Business
Globally, Alibaba Cloud Slashes Prices as AI Demand Grows
(CTN News) – China’s Alibaba Cloud announced on Monday that it will lower prices for products powered by its offshore data centers by as much as 59% to attract software developers who specialize in artificial intelligence.
According to the cloud service provider, products related to computing, storage, networking, databases, and big data will receive an average price reduction of 23%.
Alibaba Cloud Group Holdings (9988.HK), an e-commerce leader in China, has cut its cloud prices for the third time in twelve months. Alibaba announced an initiative similar to this in February aimed at domestic users.

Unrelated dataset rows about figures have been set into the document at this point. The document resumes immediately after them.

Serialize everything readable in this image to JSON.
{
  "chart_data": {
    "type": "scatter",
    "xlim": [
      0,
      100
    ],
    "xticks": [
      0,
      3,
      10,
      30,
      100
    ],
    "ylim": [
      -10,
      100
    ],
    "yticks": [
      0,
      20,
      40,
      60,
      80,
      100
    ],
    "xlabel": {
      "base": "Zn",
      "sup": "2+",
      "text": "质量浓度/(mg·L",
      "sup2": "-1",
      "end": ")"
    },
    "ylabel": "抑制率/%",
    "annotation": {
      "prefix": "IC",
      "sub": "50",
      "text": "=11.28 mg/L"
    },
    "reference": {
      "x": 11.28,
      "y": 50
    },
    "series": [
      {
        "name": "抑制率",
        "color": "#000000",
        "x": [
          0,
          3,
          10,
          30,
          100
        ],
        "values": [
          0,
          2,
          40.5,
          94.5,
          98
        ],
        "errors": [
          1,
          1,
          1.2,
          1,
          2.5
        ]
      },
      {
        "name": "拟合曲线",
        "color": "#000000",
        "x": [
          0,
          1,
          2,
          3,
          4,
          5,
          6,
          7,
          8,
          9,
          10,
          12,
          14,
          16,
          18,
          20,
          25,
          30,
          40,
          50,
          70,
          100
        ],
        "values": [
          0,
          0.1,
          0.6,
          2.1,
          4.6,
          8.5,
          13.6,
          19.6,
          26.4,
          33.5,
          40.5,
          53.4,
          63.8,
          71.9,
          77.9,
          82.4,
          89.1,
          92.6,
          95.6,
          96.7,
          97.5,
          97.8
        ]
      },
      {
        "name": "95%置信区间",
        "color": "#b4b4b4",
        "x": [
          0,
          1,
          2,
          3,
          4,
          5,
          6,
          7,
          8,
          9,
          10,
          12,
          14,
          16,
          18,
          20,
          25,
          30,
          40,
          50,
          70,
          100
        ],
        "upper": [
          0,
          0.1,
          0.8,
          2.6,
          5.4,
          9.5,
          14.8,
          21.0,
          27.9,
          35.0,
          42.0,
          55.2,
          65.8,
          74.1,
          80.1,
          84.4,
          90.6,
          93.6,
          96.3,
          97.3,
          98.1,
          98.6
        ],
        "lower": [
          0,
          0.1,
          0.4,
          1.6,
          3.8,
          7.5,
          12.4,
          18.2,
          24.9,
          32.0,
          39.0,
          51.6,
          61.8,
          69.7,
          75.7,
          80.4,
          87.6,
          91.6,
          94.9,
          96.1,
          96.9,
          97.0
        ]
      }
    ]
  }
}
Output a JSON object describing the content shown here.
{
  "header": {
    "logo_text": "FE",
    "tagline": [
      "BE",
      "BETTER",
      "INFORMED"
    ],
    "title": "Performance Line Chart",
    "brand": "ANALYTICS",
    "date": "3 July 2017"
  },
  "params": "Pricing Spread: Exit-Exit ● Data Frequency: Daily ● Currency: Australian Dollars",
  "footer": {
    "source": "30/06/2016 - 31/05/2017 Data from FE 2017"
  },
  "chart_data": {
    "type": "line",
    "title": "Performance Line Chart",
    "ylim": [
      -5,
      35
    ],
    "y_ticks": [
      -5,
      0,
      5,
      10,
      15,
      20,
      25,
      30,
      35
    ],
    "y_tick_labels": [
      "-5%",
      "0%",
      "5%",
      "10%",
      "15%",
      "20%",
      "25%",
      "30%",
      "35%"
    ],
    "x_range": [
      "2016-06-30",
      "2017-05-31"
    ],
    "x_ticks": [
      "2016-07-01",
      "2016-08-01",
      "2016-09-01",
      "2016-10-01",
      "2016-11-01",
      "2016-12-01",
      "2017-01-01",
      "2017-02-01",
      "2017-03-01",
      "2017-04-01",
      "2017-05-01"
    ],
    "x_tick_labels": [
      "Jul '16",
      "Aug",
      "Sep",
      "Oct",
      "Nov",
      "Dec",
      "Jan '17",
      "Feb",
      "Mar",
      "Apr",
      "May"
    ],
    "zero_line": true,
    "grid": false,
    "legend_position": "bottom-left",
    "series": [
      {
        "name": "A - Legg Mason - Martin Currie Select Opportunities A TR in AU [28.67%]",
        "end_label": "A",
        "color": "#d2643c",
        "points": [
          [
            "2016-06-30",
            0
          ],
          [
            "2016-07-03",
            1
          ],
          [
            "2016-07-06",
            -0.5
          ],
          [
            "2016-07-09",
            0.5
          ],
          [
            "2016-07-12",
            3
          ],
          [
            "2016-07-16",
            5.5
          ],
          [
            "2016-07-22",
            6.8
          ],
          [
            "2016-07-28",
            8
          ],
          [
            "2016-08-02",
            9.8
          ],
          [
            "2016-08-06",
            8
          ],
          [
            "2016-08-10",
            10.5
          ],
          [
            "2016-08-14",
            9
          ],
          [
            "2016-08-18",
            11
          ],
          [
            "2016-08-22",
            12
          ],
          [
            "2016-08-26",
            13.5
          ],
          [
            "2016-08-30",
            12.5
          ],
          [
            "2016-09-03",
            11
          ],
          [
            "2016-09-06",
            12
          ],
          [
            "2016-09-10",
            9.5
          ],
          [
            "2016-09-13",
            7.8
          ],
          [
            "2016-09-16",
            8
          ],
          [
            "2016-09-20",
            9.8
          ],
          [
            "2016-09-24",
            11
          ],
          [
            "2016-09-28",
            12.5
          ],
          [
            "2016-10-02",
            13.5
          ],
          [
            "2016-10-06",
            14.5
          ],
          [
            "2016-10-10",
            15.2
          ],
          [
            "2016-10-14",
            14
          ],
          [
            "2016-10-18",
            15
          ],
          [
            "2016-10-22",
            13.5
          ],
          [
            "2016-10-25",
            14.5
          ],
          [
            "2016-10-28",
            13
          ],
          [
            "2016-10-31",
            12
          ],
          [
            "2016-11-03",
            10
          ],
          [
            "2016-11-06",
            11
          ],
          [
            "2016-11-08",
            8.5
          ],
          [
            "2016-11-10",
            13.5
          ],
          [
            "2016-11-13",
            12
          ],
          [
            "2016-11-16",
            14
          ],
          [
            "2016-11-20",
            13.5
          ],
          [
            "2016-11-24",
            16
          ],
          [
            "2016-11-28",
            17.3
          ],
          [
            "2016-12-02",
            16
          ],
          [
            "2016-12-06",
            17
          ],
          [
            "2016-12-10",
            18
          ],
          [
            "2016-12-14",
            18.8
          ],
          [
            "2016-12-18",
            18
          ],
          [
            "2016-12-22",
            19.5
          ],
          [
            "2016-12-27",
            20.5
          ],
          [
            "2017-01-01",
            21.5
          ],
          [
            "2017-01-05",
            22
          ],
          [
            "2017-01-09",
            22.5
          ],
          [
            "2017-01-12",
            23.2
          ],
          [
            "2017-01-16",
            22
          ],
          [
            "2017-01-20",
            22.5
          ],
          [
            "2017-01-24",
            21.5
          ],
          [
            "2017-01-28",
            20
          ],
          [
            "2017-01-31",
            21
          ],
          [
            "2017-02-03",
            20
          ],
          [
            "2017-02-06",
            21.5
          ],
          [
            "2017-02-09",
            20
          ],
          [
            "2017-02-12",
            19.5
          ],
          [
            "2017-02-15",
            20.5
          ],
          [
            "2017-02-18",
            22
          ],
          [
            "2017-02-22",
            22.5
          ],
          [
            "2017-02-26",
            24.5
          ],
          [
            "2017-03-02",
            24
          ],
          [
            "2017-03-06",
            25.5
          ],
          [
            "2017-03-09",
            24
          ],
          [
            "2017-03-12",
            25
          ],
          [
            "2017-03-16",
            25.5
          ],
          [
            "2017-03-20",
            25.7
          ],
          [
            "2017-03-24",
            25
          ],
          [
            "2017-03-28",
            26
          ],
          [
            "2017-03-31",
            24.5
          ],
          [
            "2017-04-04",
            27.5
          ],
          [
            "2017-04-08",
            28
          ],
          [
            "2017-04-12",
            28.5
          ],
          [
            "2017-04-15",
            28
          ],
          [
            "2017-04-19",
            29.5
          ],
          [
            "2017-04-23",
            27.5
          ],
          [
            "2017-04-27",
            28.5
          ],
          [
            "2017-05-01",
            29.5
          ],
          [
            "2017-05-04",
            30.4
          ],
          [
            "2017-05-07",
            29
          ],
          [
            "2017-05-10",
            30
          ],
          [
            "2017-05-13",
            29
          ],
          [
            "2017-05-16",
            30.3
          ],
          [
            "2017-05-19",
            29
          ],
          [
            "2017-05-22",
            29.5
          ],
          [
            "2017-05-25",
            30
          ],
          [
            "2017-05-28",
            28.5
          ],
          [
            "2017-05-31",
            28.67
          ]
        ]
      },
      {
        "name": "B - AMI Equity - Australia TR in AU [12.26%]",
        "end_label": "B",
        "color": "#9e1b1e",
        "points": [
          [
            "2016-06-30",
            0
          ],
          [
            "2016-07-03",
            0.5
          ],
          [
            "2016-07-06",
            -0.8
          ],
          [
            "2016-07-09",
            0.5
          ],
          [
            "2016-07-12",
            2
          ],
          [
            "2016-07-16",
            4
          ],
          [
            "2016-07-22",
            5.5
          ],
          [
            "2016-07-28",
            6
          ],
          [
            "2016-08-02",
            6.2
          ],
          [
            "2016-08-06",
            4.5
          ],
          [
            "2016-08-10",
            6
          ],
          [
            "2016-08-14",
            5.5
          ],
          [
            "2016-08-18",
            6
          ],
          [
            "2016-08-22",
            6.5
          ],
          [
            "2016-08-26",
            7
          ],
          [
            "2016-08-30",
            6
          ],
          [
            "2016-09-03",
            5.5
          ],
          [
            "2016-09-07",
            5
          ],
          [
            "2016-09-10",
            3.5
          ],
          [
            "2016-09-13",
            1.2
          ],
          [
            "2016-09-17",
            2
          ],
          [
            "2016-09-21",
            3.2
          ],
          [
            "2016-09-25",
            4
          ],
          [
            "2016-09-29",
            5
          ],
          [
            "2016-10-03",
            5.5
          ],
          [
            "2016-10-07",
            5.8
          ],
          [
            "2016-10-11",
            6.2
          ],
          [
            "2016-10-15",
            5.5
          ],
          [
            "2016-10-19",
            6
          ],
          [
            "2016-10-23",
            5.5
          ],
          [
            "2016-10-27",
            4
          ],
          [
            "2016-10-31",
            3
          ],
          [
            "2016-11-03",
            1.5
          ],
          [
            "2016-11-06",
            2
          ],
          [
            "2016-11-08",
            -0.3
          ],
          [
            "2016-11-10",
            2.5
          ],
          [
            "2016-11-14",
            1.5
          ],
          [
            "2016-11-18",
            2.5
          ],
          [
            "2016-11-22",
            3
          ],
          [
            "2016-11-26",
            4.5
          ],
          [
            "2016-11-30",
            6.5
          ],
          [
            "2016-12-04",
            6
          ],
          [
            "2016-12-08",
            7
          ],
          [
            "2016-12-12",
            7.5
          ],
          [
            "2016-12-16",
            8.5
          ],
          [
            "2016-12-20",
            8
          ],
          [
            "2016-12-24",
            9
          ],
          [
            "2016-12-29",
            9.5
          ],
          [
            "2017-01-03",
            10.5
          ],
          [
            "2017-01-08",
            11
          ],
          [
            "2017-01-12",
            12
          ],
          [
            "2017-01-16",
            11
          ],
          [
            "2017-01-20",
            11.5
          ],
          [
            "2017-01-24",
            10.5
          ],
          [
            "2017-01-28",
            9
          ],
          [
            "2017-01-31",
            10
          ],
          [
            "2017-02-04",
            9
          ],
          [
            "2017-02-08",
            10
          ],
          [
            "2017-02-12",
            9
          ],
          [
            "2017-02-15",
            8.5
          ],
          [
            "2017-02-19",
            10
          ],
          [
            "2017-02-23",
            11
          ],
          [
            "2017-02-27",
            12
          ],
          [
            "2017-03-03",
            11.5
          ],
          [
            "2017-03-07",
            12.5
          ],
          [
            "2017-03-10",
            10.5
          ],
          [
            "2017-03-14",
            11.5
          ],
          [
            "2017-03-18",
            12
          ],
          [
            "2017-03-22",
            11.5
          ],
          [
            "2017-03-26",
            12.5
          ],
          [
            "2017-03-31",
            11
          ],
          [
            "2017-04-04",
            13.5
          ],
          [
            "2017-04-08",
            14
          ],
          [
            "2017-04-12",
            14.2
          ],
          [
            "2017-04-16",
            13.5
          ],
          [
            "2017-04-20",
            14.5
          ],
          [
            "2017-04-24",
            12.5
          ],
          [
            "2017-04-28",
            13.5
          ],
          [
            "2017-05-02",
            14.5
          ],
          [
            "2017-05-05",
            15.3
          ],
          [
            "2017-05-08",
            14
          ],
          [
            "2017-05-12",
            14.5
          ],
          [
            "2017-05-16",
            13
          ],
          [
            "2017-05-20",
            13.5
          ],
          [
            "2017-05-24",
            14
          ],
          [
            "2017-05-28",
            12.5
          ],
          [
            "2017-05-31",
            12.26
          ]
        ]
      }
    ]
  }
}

Alibaba Cloud price cuts are part of its latest push to entice developers to build data-intensive AI models and applications on its cloud.
In addition to a surge in cloud computing demand in support of AI development across the globe, the company has also undergone complex internal restructuring. Eddie Wu, who is Alibaba’s chief executive officer, is leading a major overhaul of the company’s main businesses, including e-commerce.
Due to difficulties obtaining the high-end NVIDIA Corp. chips it needs to compete, Alibaba canceled a public listing in November, and has faced increasing competition from state-backed firms and Tencent Holdings Ltd.
Around 500 cloud product specifications were slashed by 23% by the Hangzhou-based company on Monday. Customers in 13 regions, including Japan, Indonesia, the United Arab Emirates, and Germany, are now eligible for those discounts.
After the announcement, the company’s shares in Hong Kong pared gains and traded about 0.5% higher.
Although Alibaba Cloud is China’s largest cloud service provider, it is relatively small in comparison to global leaders Amazon.com Inc. and Microsoft Corp. Recently, it has been hampered by a crackdown on Chinese internet companies.
US trade restrictions, which have hampered its expansion abroad as a result of market share loss in Alibaba Cloud China to state-backed rivals. The cloud division’s revenue, which surpassed $11 billion in the previous fiscal year, is expected to decline by 2% in the March quarter.
During an interview with Norwegian Bank last week, Chairman Joe Tsai acknowledged that US chip curbs pose a significant challenge for Chinese cloud providers.
Although stockpiled inventories can still be used to train large language models for the next 12 to 18 months, Tsai says limited access to NVIDIA’s best-in-class AI hardware will impact companies until there are domestic alternatives.